Virtual Chain of Custody for Video Forensics

Thursday, April 4th, 2013

chain-of-custody-1024x768 Virtual Chain of Custody for Video ForensicsTraditionally, a chain of custody is established between all parties – prosecution and defense, civil or criminal litigators – when handling forensic video evidence. Most of the time, the chain of custody process is easily established and agreed on when bringing in a forensic expert to authenticate or clarify and enhance the video evidence. This is a blog post about a new technology that is helping make this process easier and more convenient for all parties involved.

In an effort to provide good service while respecting the expectations of my clients, I have been using Cloud storage methods for sharing video evidence and work product.

Now that high speed Internet has hit critical mass it is easy and safe to share video forensic evidence over the Internet without violating the evidence integrity.

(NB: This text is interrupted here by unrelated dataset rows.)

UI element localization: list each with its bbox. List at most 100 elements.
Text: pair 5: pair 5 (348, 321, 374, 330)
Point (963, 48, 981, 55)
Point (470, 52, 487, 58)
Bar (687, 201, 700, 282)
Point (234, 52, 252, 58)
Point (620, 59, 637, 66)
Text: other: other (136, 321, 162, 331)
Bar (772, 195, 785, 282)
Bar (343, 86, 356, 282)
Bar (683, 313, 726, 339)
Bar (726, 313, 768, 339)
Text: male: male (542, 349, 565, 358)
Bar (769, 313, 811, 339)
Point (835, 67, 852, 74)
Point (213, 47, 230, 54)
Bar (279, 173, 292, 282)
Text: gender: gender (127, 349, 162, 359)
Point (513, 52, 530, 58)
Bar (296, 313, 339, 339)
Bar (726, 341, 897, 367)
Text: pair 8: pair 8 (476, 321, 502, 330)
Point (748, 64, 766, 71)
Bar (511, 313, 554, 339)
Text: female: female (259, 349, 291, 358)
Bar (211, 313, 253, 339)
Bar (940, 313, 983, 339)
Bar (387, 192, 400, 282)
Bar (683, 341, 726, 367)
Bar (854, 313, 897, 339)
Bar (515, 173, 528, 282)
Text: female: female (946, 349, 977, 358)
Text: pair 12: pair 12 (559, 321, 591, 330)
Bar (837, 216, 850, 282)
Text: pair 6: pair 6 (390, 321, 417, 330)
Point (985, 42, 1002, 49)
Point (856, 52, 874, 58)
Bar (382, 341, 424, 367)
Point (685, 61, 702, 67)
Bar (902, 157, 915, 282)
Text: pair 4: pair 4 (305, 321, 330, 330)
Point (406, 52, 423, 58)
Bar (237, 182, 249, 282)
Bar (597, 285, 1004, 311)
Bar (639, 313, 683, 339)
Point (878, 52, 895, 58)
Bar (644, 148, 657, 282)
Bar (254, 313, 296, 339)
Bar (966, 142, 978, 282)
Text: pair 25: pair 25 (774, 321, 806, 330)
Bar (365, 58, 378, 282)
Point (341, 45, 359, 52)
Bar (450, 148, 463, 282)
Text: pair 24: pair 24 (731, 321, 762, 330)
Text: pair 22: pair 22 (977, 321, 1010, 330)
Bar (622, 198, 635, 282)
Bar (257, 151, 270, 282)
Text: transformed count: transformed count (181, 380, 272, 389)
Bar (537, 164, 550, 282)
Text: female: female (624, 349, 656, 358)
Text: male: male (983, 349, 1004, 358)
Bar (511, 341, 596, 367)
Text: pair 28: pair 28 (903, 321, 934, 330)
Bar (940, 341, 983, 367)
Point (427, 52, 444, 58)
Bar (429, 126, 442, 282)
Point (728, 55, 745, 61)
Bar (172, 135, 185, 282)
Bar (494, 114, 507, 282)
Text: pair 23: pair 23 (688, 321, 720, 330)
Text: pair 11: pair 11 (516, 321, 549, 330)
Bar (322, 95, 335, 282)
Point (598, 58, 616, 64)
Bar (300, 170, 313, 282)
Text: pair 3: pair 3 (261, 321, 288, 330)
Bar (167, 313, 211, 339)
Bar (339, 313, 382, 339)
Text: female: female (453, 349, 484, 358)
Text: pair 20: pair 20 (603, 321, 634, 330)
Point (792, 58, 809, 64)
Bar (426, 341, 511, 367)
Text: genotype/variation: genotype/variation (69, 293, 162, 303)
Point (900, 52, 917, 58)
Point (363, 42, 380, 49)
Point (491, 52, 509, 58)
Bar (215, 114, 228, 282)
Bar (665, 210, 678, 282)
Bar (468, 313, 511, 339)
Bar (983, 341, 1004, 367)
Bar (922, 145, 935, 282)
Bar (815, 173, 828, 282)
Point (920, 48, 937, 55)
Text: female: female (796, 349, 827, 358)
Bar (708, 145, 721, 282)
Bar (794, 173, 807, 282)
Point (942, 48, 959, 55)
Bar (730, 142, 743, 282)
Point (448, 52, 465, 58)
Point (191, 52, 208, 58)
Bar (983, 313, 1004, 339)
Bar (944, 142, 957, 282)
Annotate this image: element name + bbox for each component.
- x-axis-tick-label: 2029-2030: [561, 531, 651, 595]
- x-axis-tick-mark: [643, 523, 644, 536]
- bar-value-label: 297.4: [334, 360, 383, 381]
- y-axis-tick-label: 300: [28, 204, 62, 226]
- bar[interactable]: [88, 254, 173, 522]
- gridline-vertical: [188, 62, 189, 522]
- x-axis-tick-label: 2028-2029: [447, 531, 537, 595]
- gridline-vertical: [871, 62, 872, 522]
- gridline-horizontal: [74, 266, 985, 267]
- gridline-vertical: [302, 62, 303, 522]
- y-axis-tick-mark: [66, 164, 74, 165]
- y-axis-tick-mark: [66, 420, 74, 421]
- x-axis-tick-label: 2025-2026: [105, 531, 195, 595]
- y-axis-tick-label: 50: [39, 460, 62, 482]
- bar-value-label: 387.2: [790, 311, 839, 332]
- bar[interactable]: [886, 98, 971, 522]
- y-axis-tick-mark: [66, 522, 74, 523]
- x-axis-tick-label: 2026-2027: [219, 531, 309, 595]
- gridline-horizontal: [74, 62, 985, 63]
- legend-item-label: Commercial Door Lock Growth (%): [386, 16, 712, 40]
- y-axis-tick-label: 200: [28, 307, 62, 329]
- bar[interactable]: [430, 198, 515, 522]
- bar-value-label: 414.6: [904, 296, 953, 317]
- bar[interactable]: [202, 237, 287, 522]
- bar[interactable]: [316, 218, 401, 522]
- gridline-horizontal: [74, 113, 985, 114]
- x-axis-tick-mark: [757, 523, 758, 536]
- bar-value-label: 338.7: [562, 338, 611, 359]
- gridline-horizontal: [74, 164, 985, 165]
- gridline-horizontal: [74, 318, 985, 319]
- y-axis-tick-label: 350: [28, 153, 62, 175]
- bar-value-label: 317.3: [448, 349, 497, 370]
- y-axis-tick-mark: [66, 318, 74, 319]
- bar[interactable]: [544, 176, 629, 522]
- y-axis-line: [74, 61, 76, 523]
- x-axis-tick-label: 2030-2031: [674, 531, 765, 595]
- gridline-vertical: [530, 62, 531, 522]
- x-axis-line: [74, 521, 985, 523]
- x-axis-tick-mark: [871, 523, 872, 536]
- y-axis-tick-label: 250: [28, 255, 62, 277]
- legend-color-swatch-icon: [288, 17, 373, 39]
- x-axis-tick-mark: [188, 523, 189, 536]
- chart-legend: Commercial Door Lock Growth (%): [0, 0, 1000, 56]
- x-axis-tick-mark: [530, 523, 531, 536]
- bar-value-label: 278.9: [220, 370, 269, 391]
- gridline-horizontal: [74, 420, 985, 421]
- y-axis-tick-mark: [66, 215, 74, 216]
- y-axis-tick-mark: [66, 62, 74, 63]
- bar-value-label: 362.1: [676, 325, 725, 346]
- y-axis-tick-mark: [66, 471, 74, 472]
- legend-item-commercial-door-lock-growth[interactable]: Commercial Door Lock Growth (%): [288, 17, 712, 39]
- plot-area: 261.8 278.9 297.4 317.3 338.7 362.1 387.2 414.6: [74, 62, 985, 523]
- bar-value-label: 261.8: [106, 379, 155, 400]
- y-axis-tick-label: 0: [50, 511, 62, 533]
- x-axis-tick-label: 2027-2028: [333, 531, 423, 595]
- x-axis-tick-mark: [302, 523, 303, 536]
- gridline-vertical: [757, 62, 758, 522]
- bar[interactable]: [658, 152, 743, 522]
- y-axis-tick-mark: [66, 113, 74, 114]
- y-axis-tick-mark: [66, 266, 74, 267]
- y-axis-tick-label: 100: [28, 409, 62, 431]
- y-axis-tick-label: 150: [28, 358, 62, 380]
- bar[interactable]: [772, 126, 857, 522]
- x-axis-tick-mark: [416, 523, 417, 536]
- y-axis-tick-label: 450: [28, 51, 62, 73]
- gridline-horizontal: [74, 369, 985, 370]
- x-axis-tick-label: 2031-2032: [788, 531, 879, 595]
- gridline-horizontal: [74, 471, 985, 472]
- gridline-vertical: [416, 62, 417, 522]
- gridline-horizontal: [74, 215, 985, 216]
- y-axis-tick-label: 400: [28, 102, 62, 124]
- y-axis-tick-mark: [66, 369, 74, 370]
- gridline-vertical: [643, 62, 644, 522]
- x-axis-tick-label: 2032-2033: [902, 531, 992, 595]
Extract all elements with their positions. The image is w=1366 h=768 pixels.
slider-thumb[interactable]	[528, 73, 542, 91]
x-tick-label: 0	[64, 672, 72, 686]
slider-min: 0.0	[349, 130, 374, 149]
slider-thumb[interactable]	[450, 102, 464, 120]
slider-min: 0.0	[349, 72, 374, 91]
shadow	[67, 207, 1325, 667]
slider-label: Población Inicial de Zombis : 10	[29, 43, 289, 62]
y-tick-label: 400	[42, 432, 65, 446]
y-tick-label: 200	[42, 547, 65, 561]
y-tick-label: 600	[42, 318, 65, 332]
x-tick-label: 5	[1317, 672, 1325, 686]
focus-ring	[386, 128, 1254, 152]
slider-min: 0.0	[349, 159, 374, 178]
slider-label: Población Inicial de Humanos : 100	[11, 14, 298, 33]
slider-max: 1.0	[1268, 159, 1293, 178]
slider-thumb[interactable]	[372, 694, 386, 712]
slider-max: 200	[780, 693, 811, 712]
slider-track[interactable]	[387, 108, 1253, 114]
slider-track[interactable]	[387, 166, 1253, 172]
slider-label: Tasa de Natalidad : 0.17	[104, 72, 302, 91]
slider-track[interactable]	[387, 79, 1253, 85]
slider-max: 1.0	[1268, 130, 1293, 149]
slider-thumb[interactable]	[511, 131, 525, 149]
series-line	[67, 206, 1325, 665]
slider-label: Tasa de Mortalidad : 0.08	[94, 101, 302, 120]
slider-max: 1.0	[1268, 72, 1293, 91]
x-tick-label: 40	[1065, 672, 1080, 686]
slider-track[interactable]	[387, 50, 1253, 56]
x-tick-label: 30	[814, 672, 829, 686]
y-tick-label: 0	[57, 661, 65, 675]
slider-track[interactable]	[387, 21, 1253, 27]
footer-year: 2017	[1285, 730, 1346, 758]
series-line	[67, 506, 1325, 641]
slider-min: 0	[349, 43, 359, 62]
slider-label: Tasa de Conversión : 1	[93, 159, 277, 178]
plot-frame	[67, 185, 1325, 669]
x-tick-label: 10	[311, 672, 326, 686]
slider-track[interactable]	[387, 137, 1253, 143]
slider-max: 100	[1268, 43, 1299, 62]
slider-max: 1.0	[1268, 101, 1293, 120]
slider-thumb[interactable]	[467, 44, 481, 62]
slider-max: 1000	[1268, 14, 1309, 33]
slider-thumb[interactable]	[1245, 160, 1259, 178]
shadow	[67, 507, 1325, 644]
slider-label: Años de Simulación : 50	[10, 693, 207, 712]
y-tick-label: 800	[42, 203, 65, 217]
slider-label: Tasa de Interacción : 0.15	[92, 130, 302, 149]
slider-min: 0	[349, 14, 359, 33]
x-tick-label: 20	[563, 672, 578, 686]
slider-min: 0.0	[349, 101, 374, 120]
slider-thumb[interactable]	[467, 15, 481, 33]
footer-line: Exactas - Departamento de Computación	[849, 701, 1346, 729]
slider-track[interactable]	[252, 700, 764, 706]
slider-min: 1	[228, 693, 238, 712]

One network I have been using very successfully is to upload clarified video evidence to Vimeo using a password protected video post. Only the persons privy to the password can view the video. Of course, this practice is not acceptable in cases that involve children or pornography.

The link to the video post is then emailed to the client. The password is provided to the client in a separate email.

Once the forensic video process is complete the video evidence is then burned onto a CD or DVD Rom and returned to the client for the litigation proceeding.

Other virtual methods for safely transferring video evidence are Dropbox and YouSendIt.  As technology evolves, so does the forensic expert. Litigators are pleased with the convenience and forensic investigators are utilizing technological advancements to help speed up the forensic approval process.